City Garden Montessori has recently been acknowledged for its impressive scores as a young charter school. Yet, the school excels in large part, because it is not focused on test scores. It is focused on educating the whole child, and it does not shy away from the fact that such lofty goals include taking a look at its own institution.

City Garden has decided to live into its mission of being socio-economically and racially diverse. Rather than simply appearing diverse numerically, it is committing itself to fostering interactional diversity. This goal is no small feat for any institution, let alone a school within the city of St. Louis. It doesn’t claim to have any magic answers, but it is committed to connecting with local and national resources to transform itself. In fact, administrators are committing 2.5 professional development days to the topic of being an anti-biased institution.

City Garden recognizes that the answer to Missouri’s 27 point gap between White and Black children and 17 point gap between White and Hispanic children in readings scores are not solely about children’s ability, nor does the burden rest solely with the teachers or parents. Perhaps the mixture of accountability of all parties involved with the addition of a bias-free environment would be the formula to unlock the potential of all children. They are willing to giving it a try, and perhaps the school’s test scores are a byproduct of it being on the right track.

Fostering integrated schools and neighborhoods is a hot topic to the tune of millions of dollars in grants from the government. Despite our distance in time from 1954, we are not far in effect. Segregation has not disappeared, and achievement gaps have increased.

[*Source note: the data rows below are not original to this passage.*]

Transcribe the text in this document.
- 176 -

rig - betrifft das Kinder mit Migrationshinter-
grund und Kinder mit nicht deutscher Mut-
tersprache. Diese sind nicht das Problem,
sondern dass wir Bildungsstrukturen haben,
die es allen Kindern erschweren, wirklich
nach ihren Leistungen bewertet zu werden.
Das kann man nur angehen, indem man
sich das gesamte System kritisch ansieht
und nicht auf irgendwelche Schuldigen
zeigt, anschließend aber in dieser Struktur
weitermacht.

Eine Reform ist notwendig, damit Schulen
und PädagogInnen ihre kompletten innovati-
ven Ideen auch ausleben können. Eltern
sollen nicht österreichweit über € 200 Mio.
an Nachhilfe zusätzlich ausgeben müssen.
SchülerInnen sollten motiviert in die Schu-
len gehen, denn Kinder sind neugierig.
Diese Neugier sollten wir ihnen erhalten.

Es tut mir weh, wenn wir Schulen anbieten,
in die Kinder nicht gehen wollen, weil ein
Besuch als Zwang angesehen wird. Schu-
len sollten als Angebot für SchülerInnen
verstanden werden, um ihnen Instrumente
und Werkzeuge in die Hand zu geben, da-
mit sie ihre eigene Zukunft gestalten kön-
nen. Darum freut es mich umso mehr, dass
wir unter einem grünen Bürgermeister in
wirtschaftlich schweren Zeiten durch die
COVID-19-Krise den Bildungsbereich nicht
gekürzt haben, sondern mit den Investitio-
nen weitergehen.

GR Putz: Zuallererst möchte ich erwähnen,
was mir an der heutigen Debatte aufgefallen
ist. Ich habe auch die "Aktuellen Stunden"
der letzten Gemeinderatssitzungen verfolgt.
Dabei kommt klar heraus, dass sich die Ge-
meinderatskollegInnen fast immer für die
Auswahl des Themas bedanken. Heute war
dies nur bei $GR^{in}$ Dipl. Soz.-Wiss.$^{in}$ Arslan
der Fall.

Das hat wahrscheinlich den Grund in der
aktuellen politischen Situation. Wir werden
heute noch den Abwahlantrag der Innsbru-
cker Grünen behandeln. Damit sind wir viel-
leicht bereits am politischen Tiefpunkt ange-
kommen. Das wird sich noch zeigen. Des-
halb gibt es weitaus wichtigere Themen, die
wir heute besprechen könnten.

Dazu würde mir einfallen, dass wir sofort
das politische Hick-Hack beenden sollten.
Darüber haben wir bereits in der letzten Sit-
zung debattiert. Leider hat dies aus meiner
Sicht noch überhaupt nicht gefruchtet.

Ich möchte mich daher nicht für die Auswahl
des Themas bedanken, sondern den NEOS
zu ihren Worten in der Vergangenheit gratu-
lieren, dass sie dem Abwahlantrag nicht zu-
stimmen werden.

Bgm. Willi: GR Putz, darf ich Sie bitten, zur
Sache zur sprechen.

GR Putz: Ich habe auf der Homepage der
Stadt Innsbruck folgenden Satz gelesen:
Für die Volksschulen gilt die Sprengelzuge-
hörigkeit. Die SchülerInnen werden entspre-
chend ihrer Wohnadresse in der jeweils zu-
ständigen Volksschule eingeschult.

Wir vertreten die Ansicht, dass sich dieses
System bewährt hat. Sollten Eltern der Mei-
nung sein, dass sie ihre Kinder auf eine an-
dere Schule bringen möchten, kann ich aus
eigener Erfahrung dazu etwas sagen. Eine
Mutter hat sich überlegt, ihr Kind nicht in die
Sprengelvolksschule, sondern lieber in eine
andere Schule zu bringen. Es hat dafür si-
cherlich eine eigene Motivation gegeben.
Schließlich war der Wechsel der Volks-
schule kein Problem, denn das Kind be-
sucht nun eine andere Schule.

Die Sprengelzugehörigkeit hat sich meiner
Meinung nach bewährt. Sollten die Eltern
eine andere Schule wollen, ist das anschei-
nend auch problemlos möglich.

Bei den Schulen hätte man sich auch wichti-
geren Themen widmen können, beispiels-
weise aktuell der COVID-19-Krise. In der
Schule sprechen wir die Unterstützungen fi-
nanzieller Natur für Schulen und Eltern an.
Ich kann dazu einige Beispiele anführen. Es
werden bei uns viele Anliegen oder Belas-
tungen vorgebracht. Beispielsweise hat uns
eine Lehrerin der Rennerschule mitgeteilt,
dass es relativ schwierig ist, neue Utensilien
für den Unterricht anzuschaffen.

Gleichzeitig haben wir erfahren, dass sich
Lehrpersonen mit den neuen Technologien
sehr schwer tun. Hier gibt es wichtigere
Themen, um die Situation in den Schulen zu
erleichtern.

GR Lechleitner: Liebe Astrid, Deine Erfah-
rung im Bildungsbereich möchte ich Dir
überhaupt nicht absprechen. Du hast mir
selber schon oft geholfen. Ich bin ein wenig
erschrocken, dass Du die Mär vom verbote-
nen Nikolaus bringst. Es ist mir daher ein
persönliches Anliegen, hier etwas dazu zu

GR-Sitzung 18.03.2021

In particular, the work of systematically evaluating best practices of integrating schools was defunded in the early 1980s and has been reinvigorated in the past decade on the heels of diversity being noted as a compelling interest in the Michigan affirmative action case. Therefore, while many feel, “This again? Aren’t we beyond that? Why are we still talking about race?” the reality is that we have just begun … again. In particular, the inequity in education has shone a bright light on the shifting demographics in our country. As we fail to educate black and brown young children, we fail to educate the numerical majority of our future.

It’s exciting to see a neighborhood school committed to acknowledging the dynamics of race and class rather than asserting to be blind to them, and I am lucky to have my two children in attendance. City Garden Montessori is a school to watch as a possible model for supporting and launching students from diverse backgrounds.